GM’s 2023-2025 key performance indicators include:

  • Total company revenue is expected to grow at a 12 percent compound annual rate through 2025, reaching more than $225 billion as EV volumes and software revenue grow. Revenue from EVs is expected to be more than $50 billion in 2025.
  • GM expects to build 400,000 EVs in North America from 2022 through the first half of 2024 and grow capacity to 1 million units annually in North America in 2025.
  • GM expects to reach U.S. battery cell capacity of more than 160 GWh and 1.2 million cells per day by mid-decade.
  • GM is focused on reducing the cell costs for the next generation of its Ultium batteries to under $70/kWh by mid- to late-decade.
  • Total capital spending is expected to be $11 to $13 billion per year through 2025, funded by ongoing healthy cash flows.
  • GM expects to maintain its historical EBIT-adjusted margins of 8 to 10 percent in North America through this growth investment period.
  • GM expects to earn low- to mid-single-digit EBIT-adjusted margins on its EV portfolio in 2025, before the positive impact of clean energy tax credits.

In related news, the company announced a partnership with Vale Canada Limited, a subsidiary of Vale S.A., for the long-term supply of battery grade nickel sulfate from Vale’s proposed plant in Québec, Canada.

Under terms of the agreement, Vale will supply battery grade nickel sulfate, equivalent to 25,000 metric tons per year of contained nickel, for use in GM’s Ultium battery cathodes, which will power a broad portfolio of EVs. The amount of contained nickel is sufficient to supply approximately 350,000 EVs annually. Deliveries are targeted to commence in the second half of 2026.

This initiative highlights Vale’s uniquely strategic position to be the supplier of choice to the EV industry, leveraging its low-carbon footprint and market-leading position as North America’s largest producer of finished nickel. Nickel sulfate is the chemical compound used in the production of pre-cathode active materials for nickel-based lithium-ion batteries.

“This is a momentous agreement for Vale Base Metals that brings a key partner in GM into this first-of-its-kind facility for Canada and North America,” says Deshnee Naidoo, executive vice president of base metals at Vale.

“The proposed nickel sulfate project would utilize high purity, low-carbon nickel from our Canadian refineries and is a natural extension for the business, offering diversified sales and a fast entry and anchor point into the North American electric vehicle market.
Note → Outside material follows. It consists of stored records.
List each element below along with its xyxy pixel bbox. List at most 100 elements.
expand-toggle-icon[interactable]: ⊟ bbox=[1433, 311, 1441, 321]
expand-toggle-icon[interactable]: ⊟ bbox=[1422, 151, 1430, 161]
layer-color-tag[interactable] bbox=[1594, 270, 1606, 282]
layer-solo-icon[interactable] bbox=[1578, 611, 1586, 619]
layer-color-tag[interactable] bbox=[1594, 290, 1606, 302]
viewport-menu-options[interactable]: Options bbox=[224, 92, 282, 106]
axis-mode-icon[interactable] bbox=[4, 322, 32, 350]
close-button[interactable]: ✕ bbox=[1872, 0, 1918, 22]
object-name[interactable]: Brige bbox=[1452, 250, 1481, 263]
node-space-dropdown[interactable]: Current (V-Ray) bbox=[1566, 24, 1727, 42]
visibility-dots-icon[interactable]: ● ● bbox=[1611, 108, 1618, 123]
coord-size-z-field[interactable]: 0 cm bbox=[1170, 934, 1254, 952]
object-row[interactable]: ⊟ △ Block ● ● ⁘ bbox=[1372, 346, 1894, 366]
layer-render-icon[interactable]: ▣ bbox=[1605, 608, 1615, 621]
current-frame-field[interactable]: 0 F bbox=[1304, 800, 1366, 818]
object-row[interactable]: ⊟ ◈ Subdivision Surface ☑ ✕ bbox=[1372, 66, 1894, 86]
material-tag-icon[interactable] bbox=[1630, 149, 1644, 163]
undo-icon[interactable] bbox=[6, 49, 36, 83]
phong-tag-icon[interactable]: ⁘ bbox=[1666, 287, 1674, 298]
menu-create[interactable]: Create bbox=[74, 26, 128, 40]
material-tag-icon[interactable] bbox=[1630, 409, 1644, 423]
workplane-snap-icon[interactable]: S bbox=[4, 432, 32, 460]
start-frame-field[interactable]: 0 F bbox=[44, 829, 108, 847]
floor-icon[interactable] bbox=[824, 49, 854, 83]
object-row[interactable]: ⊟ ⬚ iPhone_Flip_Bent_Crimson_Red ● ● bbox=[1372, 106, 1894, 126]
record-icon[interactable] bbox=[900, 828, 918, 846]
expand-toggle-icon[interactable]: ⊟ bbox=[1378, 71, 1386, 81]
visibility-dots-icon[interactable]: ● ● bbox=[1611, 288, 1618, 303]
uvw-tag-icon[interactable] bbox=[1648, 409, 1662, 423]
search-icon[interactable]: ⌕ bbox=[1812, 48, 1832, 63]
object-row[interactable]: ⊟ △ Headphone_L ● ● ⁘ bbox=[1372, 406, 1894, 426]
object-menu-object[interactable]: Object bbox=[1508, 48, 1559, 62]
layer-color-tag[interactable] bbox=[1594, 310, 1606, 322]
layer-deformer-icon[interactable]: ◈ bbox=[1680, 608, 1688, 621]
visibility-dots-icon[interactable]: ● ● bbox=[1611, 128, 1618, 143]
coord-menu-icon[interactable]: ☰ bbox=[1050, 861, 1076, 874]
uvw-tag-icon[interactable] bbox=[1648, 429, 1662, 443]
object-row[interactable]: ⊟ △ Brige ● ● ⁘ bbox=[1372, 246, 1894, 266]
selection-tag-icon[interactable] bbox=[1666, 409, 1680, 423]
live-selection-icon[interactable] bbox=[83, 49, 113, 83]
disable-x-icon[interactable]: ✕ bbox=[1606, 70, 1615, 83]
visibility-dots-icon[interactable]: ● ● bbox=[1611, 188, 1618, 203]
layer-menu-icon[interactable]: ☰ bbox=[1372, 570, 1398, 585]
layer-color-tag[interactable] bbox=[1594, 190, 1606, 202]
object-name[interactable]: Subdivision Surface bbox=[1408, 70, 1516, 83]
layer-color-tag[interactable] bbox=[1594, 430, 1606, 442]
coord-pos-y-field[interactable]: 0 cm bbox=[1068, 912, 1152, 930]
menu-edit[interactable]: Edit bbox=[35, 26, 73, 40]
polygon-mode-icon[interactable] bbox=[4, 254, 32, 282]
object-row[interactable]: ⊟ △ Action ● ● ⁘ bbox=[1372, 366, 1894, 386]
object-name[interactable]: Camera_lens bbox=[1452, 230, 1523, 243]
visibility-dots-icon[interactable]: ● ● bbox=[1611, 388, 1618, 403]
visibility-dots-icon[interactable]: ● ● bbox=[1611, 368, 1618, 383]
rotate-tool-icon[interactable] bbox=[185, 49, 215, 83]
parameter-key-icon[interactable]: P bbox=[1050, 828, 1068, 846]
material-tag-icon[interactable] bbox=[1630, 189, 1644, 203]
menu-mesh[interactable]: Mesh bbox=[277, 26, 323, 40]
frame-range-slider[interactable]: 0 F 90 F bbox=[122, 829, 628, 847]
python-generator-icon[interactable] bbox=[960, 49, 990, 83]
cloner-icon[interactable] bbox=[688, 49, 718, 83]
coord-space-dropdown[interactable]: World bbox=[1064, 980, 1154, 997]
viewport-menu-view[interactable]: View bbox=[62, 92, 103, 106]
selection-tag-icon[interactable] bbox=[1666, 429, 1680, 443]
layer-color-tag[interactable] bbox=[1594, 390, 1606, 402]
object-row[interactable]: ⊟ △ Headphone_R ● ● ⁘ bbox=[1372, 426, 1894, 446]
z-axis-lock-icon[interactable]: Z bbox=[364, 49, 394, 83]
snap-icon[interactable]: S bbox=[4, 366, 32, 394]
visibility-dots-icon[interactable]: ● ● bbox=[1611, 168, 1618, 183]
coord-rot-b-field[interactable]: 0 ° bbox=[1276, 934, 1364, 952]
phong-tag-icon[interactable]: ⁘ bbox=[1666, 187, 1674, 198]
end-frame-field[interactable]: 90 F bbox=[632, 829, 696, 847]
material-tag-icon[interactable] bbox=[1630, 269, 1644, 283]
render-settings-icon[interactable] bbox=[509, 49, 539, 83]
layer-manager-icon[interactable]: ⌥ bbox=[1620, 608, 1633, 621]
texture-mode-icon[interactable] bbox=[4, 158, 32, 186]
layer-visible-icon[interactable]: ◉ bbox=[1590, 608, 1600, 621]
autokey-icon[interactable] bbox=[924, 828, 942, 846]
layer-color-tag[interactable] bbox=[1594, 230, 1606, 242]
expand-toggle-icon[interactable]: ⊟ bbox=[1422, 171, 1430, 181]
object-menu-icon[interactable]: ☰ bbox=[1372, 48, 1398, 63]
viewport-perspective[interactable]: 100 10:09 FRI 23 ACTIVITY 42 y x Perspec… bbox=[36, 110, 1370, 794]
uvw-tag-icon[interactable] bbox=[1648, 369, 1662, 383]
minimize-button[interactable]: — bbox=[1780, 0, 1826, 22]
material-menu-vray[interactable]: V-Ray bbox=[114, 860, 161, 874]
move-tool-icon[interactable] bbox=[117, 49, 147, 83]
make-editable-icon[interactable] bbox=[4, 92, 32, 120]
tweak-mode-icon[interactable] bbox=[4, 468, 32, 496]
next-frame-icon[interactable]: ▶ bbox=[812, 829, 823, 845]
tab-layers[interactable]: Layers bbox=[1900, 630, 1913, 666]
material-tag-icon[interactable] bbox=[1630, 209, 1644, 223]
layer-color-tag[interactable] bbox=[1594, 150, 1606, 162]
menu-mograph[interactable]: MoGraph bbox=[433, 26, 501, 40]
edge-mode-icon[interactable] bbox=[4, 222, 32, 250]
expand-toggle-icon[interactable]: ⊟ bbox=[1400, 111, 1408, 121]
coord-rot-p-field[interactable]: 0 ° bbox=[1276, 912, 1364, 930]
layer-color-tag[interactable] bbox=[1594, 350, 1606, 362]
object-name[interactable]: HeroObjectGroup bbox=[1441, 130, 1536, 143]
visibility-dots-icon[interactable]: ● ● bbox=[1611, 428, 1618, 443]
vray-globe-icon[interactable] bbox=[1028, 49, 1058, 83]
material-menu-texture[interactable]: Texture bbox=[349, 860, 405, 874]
We look forward to continuing engagements with the governments of Canada and Quebec on this strategic critical mineral project.”

Vale and GM have also agreed to study collaborative ways to partner on advanced technology development and commercialization pathways to harvest recycled metals.

“This announcement between Vale and GM builds on Canada’s world-leading EV battery industry,” says François-Philippe Champagne, Canada’s minister of innovation, science, and industry. “It’s become even more clear that Canada can be the supplier of choice for the electric cars of the future. By leveraging Canadian critical minerals, we will see more jobs for Canadians, a growing economy, and a greener and cleaner future for everyone.”